From a PR perspective using the name Adolf Hitler in a press statement is never a good idea. To say that someone is worse than Hitler is not advisable either– Hitler was indirectly responsible for 42 million deaths, and his hatred and cruelty is hard to fathom. So, Sean Spicer's recent Hitler comment not only seemed to break the basic rules of public relations– but his bizarre and awkward attempt to explain his comments was hard to watch. As a rule, here are 5 tips for the smart spokesperson.
Don’t use historic comparisons unless you have the facts, and consider the consequences. President Trump looked bad when he said “Frederick Douglass is an example of somebody who’s done an amazing job and is getting recognized more and more, I notice.” Most 4th graders knew he was way off.

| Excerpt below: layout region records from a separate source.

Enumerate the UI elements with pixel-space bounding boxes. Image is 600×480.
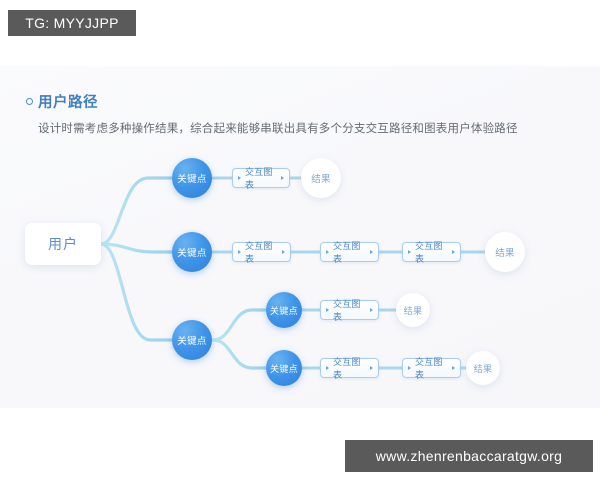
node-chart-branch-3a-0-label: 交互图表 (333, 297, 366, 323)
node-keypoint-branch-1[interactable]: 关键点 (172, 158, 212, 198)
watermark-bottom-text: www.zhenrenbaccaratgw.org (376, 449, 563, 463)
node-result-branch-3b[interactable]: 结果 (466, 351, 500, 385)
node-chart-branch-2-2[interactable]: 交互图表 (402, 242, 461, 262)
arrow-right-icon (282, 250, 285, 254)
node-result-branch-3b-label: 结果 (474, 362, 493, 375)
arrow-left-icon (238, 250, 241, 254)
arrow-left-icon (326, 308, 329, 312)
watermark-bottom-url: www.zhenrenbaccaratgw.org (345, 440, 593, 472)
node-chart-branch-1-0-label: 交互图表 (245, 165, 277, 191)
node-result-branch-1-label: 结果 (311, 171, 331, 185)
arrow-left-icon (326, 366, 329, 370)
node-chart-branch-3b-1-label: 交互图表 (415, 355, 448, 381)
watermark-top-text: TG: MYYJJPP (25, 16, 119, 30)
arrow-right-icon (281, 176, 284, 180)
node-user-root[interactable]: 用户 (25, 223, 101, 265)
node-chart-branch-3a-0[interactable]: 交互图表 (320, 300, 379, 320)
node-result-branch-2-label: 结果 (495, 245, 515, 259)
node-chart-branch-2-2-label: 交互图表 (415, 239, 448, 265)
node-keypoint-branch-3a-label: 关键点 (270, 304, 298, 317)
arrow-right-icon (370, 366, 373, 370)
node-keypoint-branch-3a[interactable]: 关键点 (266, 292, 302, 328)
node-chart-branch-2-0-label: 交互图表 (245, 239, 278, 265)
node-keypoint-branch-3b-label: 关键点 (270, 362, 298, 375)
arrow-left-icon (326, 250, 329, 254)
node-result-branch-3a-label: 结果 (404, 304, 423, 317)
node-result-branch-2[interactable]: 结果 (485, 232, 525, 272)
arrow-right-icon (452, 366, 455, 370)
node-chart-branch-1-0[interactable]: 交互图表 (232, 168, 290, 188)
arrow-left-icon (408, 366, 411, 370)
arrow-left-icon (238, 176, 241, 180)
arrow-left-icon (408, 250, 411, 254)
node-result-branch-1[interactable]: 结果 (301, 158, 341, 198)
node-keypoint-branch-3b[interactable]: 关键点 (266, 350, 302, 386)
node-keypoint-branch-3-label: 关键点 (177, 333, 206, 347)
arrow-right-icon (370, 308, 373, 312)
node-keypoint-branch-3[interactable]: 关键点 (172, 320, 212, 360)
node-user-root-label: 用户 (48, 234, 78, 254)
user-path-card: 用户路径 设计时需考虑多种操作结果，综合起来能够串联出具有多个分支交互路径和图表… (0, 66, 600, 408)
node-keypoint-branch-2[interactable]: 关键点 (172, 232, 212, 272)
node-chart-branch-2-0[interactable]: 交互图表 (232, 242, 291, 262)
node-chart-branch-3b-0[interactable]: 交互图表 (320, 358, 379, 378)
node-chart-branch-3b-1[interactable]: 交互图表 (402, 358, 461, 378)
user-path-diagram: 用户 关键点 交互图表 结果 关键点 交互图表 交互图表 (0, 66, 600, 408)
arrow-right-icon (370, 250, 373, 254)
node-keypoint-branch-2-label: 关键点 (177, 245, 206, 259)
node-chart-branch-3b-0-label: 交互图表 (333, 355, 366, 381)
arrow-right-icon (452, 250, 455, 254)
watermark-top-badge: TG: MYYJJPP (8, 10, 136, 36)
node-chart-branch-2-1[interactable]: 交互图表 (320, 242, 379, 262)
node-result-branch-3a[interactable]: 结果 (396, 293, 430, 327)
node-chart-branch-2-1-label: 交互图表 (333, 239, 366, 265)
node-keypoint-branch-1-label: 关键点 (177, 171, 206, 185)
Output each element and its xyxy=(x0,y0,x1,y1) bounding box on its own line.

Any Hitler reference is dangerous. This was, after all, the madman who plunged the world into war, and exterminated millions of innocents. Any reference to Hitler is likely to be insulting for his victims, and trying to pull of a Hitler reference on Passover is not cool.
Know when to stop. If you are in hole, don’t dig it deeper – stop, think it through and pivot back to a safe talking point. The more you dig, the deeper you get…
Don’t assume everyone knows history. You might think you are smart by saying the Monroe Doctrine is the keystone of US foreign policy, until you realize that most Americans have no idea what you are talking about.
If you get it wrong just apologize. It is ok to be human, and if you admit you went down the wrong path you will still face consequences, but they will not be as harsh and long term.